Passion in John January 5, 2013

A couple more passages from Coloe’s very rich article. She notes that Pilate’s inscription on the cross identifies Jesus not as “a” but as “the” Nazarene. In John, Nazareth is barely mentioned (cf. 1:45-46), and suggests that Pilate’s titlon alludes to Isaiah 11’s prediction of a Messianic Branch ( netser ) from the stump of Jesse. Thus: “Jesus the Branch, King of the Jews.”

Qumran texts link the Branch to the temple-building Branch ( semlah ) of Zechariah 6:12: “Behold the man whose name is the Branch.” Netser and semlah were synonymous titles for the Messianic king who would build the eschatological temple. Pilate, Coloe suggests, quotes the first half of Zechariah 6:12 in presenting Jesus to the Jews: “Behold the man.” By putting “Nazarene” in the titlon , though, he finishes the sentence and names Jesus as the Messiah.

(Does Pilate know what he’s doing? Maybe not; it’s all providential irony. But maybe so; in which case, Pilate certainly intends it as cruel mockery of Jewish hope: “Behold your branch; behold what Rome does to your Messiahs.” In which case the providential irony is perhaps intensified.)

On the cross, Jesus declares that the Beloved disciple is the son of Mary and Mary his mother.

Coloe points out that John does not name Mary but calls her either “his mother” or “the mother” (19:25-26).

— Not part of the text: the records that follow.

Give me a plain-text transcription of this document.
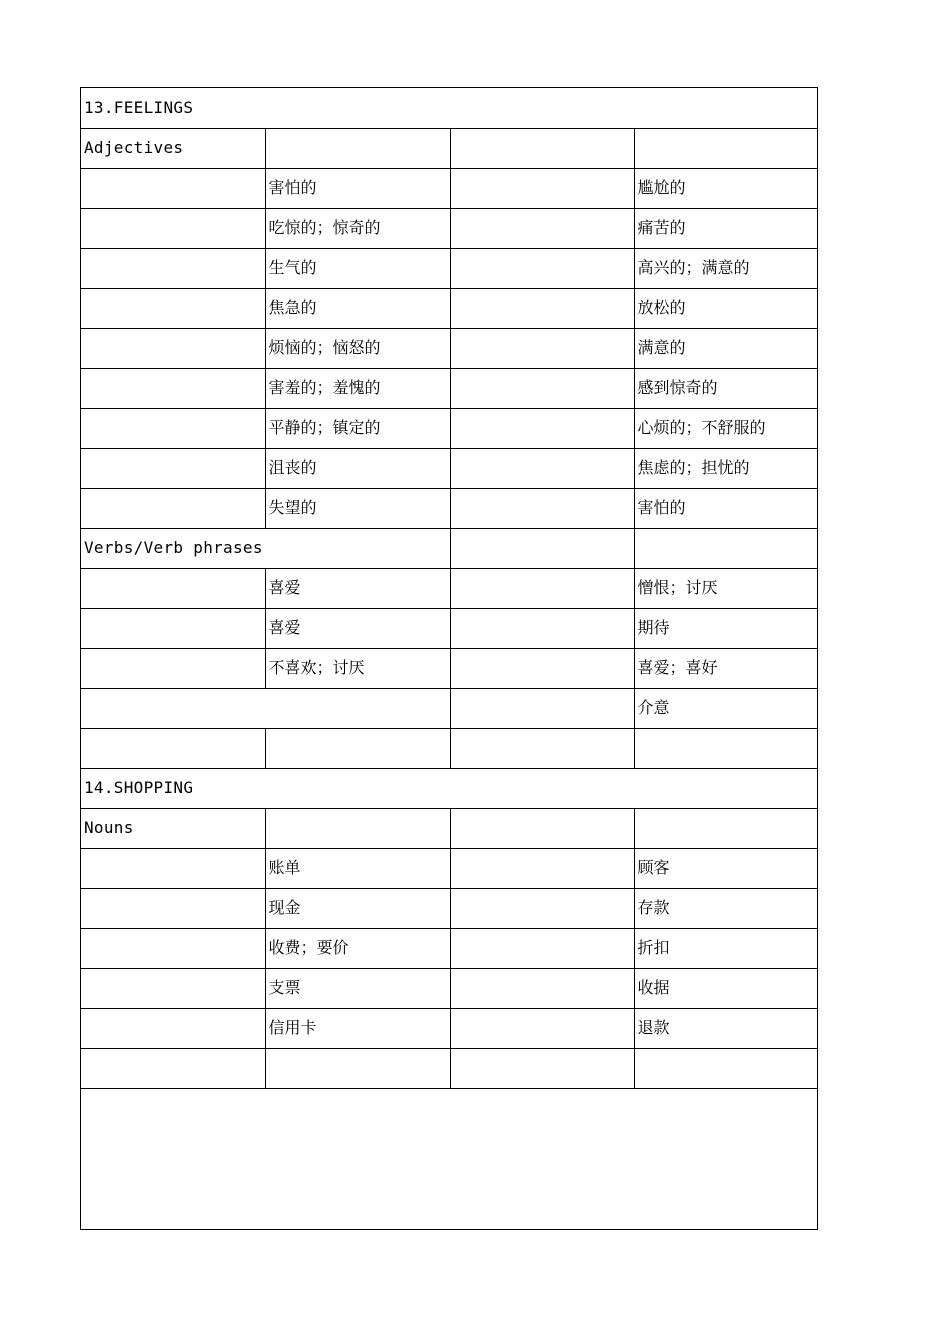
13.FEELINGS			
Adjectives			
	害怕的		尴尬的
	吃惊的；惊奇的		痛苦的
	生气的		高兴的；满意的
	焦急的		放松的
	烦恼的；恼怒的		满意的
	害羞的；羞愧的		感到惊奇的
	平静的；镇定的		心烦的；不舒服的
	沮丧的		焦虑的；担忧的
	失望的		害怕的
Verbs/Verb phrases			
	喜爱		憎恨；讨厌
	喜爱		期待
	不喜欢；讨厌		喜爱；喜好
			介意

14.SHOPPING			
Nouns			
	账单		顾客
	现金		存款
	收费；要价		折扣
	支票		收据
	信用卡		退款
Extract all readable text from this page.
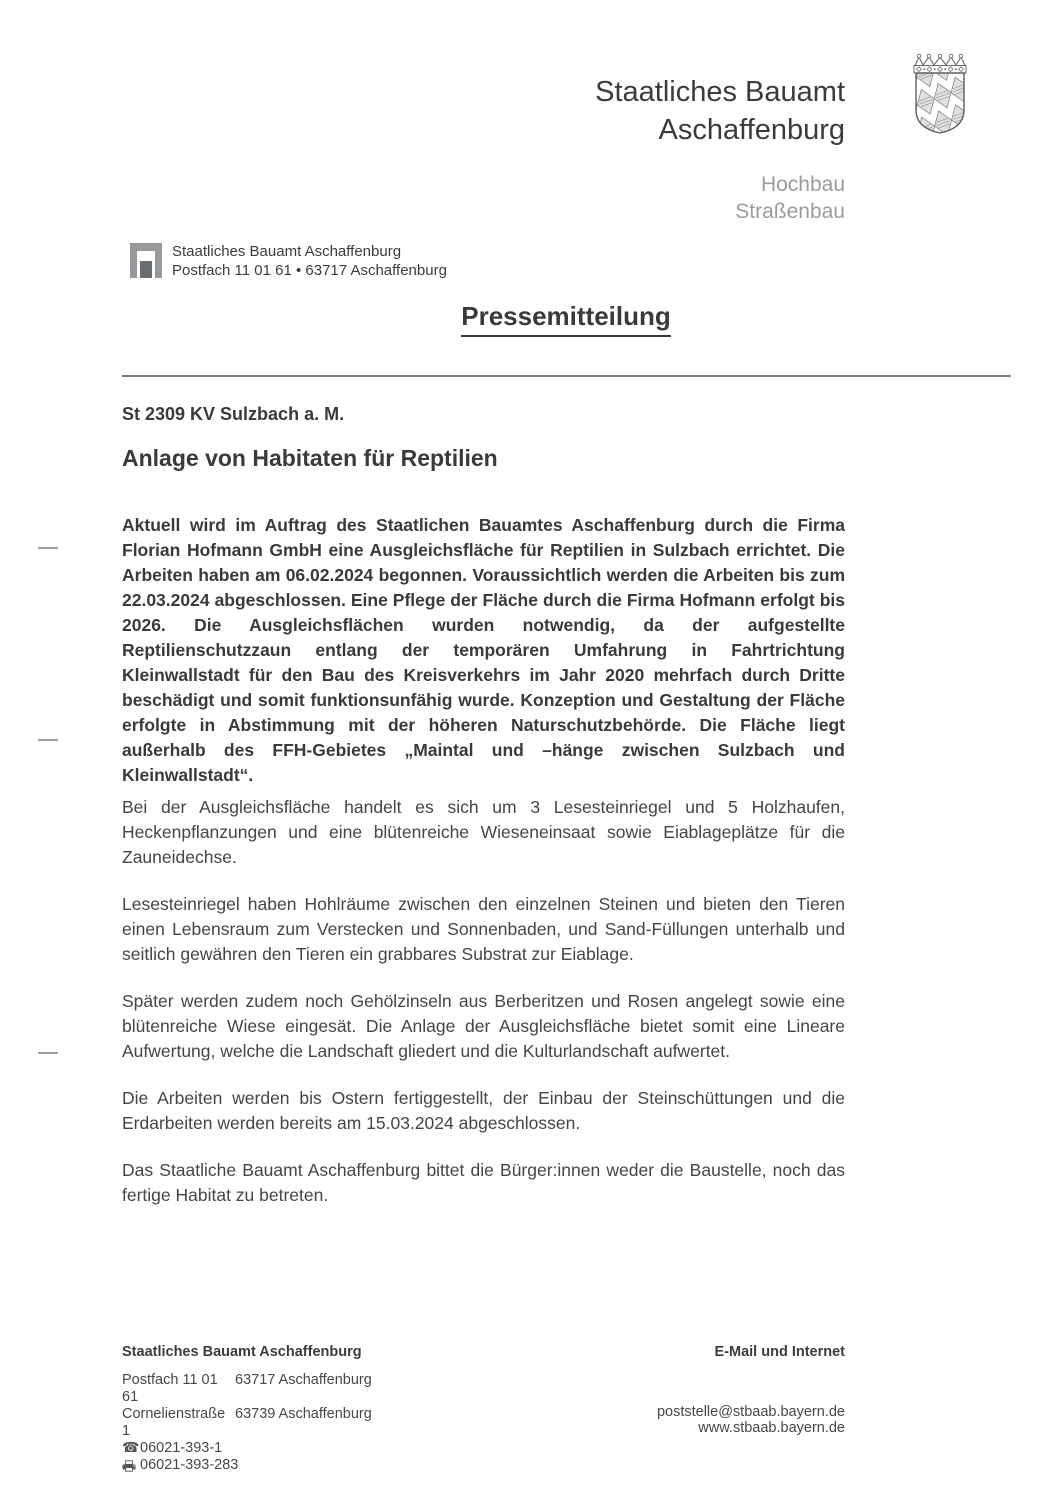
Staatliches Bauamt
Aschaffenburg
Hochbau
Straßenbau
Staatliches Bauamt Aschaffenburg
Postfach 11 01 61 • 63717 Aschaffenburg
Pressemitteilung
St 2309 KV Sulzbach a. M.
Anlage von Habitaten für Reptilien

Aktuell wird im Auftrag des Staatlichen Bauamtes Aschaffenburg durch die Firma Florian Hofmann GmbH eine Ausgleichsfläche für Reptilien in Sulzbach errichtet. Die Arbeiten haben am 06.02.2024 begonnen. Voraussichtlich werden die Arbeiten bis zum 22.03.2024 abgeschlossen. Eine Pflege der Fläche durch die Firma Hofmann erfolgt bis 2026. Die Ausgleichsflächen wurden notwendig, da der aufgestellte Reptilienschutzzaun entlang der temporären Umfahrung in Fahrtrichtung Kleinwallstadt für den Bau des Kreisverkehrs im Jahr 2020 mehrfach durch Dritte beschädigt und somit funktionsunfähig wurde. Konzeption und Gestaltung der Fläche erfolgte in Abstimmung mit der höheren Naturschutzbehörde. Die Fläche liegt außerhalb des FFH-Gebietes „Maintal und –hänge zwischen Sulzbach und Kleinwallstadt“.

Bei der Ausgleichsfläche handelt es sich um 3 Lesesteinriegel und 5 Holzhaufen, Heckenpflanzungen und eine blütenreiche Wieseneinsaat sowie Eiablageplätze für die Zauneidechse.

Lesesteinriegel haben Hohlräume zwischen den einzelnen Steinen und bieten den Tieren einen Lebensraum zum Verstecken und Sonnenbaden, und Sand-Füllungen unterhalb und seitlich gewähren den Tieren ein grabbares Substrat zur Eiablage.

Später werden zudem noch Gehölzinseln aus Berberitzen und Rosen angelegt sowie eine blütenreiche Wiese eingesät. Die Anlage der Ausgleichsfläche bietet somit eine Lineare Aufwertung, welche die Landschaft gliedert und die Kulturlandschaft aufwertet.

Die Arbeiten werden bis Ostern fertiggestellt, der Einbau der Steinschüttungen und die Erdarbeiten werden bereits am 15.03.2024 abgeschlossen.

Das Staatliche Bauamt Aschaffenburg bittet die Bürger:innen weder die Baustelle, noch das fertige Habitat zu betreten.

Staatliches Bauamt Aschaffenburg
Postfach 11 01 61
63717 Aschaffenburg
Cornelienstraße 1
63739 Aschaffenburg
☎ 06021-393-1
06021-393-283
E-Mail und Internet
poststelle@stbaab.bayern.de
www.stbaab.bayern.de
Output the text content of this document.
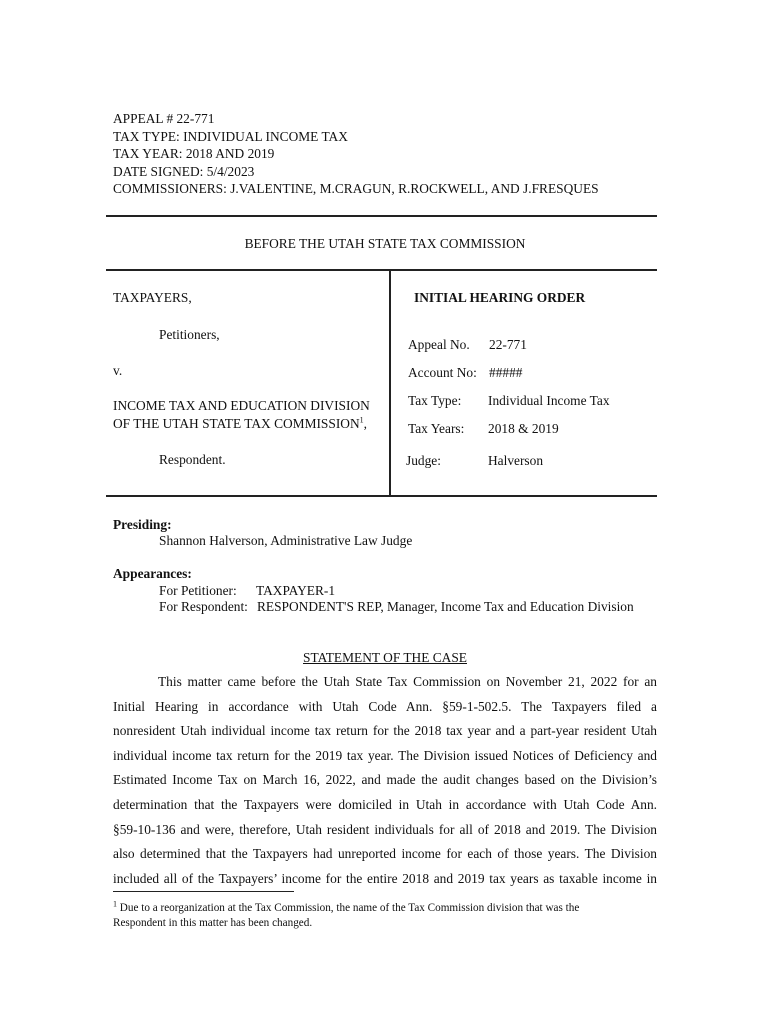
APPEAL # 22-771
TAX TYPE: INDIVIDUAL INCOME TAX
TAX YEAR: 2018 AND 2019
DATE SIGNED: 5/4/2023
COMMISSIONERS: J.VALENTINE, M.CRAGUN, R.ROCKWELL, AND J.FRESQUES
BEFORE THE UTAH STATE TAX COMMISSION
TAXPAYERS,
Petitioners,
v.
INCOME TAX AND EDUCATION DIVISION
OF THE UTAH STATE TAX COMMISSION$^1$,
Respondent.
INITIAL HEARING ORDER
Appeal No. 22-771
Account No: #####
Tax Type: Individual Income Tax
Tax Years: 2018 & 2019
Judge:	Halverson
Presiding:
Shannon Halverson, Administrative Law Judge
Appearances:
For Petitioner: TAXPAYER-1
For Respondent: RESPONDENT'S REP, Manager, Income Tax and Education Division
STATEMENT OF THE CASE
This matter came before the Utah State Tax Commission on November 21, 2022 for an
Initial Hearing in accordance with Utah Code Ann. §59-1-502.5. The Taxpayers filed a
nonresident Utah individual income tax return for the 2018 tax year and a part-year resident Utah
individual income tax return for the 2019 tax year. The Division issued Notices of Deficiency and
Estimated Income Tax on March 16, 2022, and made the audit changes based on the Division’s
determination that the Taxpayers were domiciled in Utah in accordance with Utah Code Ann.
§59-10-136 and were, therefore, Utah resident individuals for all of 2018 and 2019. The Division
also determined that the Taxpayers had unreported income for each of those years. The Division
included all of the Taxpayers’ income for the entire 2018 and 2019 tax years as taxable income in
$^1$ Due to a reorganization at the Tax Commission, the name of the Tax Commission division that was the
Respondent in this matter has been changed.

Jesus’ double “behold” indicates that Jesus pronounces a “prophetic revelation,” and the wording suggests an adoption. But this is not Jesus being a good Jewish boy. It’s establishing a new relationship between the disciple and Mary, and thus between the disciple and Jesus: “If the woman always called “the mother of Jesus” is presented also as the mother of the Beloved Disciple, then Jesus’ sonship is extended to embrace others; the disciple is adopted as Jesus brother/sister and therefore becomes a child of God,” which fulfills the promise of John 1:12: “To those who believe on Him, He gives power to become sons of God.”

The links to the prologue go deeper: “The scene concludes with the disciple taking her ‘to his own’ ( eis ta idia , 19:27), which forms an inclusio with the same expression used of Jesus in the prologue, ‘he came to his own’ ( eis ta idia , 1:11). The inclusio indicates that the action of Jesus coming to his own, is now brought to completion. This scene is the climax of the narrative, bringing the plot announced in the prologue to its conclusion, and the narrator confirms this in v. 28, ‘After this, Jesus knew that all was now finished.’ The personalizing of the temple, begun in the transfer of temple imagery to Jesus (2:21), then continued with the promise of the divine indwellings in the community of believers constituting them as ‘my Father’s Household’ (14:2), is accomplished. This divine filiation is the ultimate revelation of the ‘hour’and brings Jesus’ mission to its completion.”

As He dies, He hands on the Spirit to the new family. Even at the moment of His death, “the Nazarene temple-builder is in the process of raising up a new temple/Household of God.”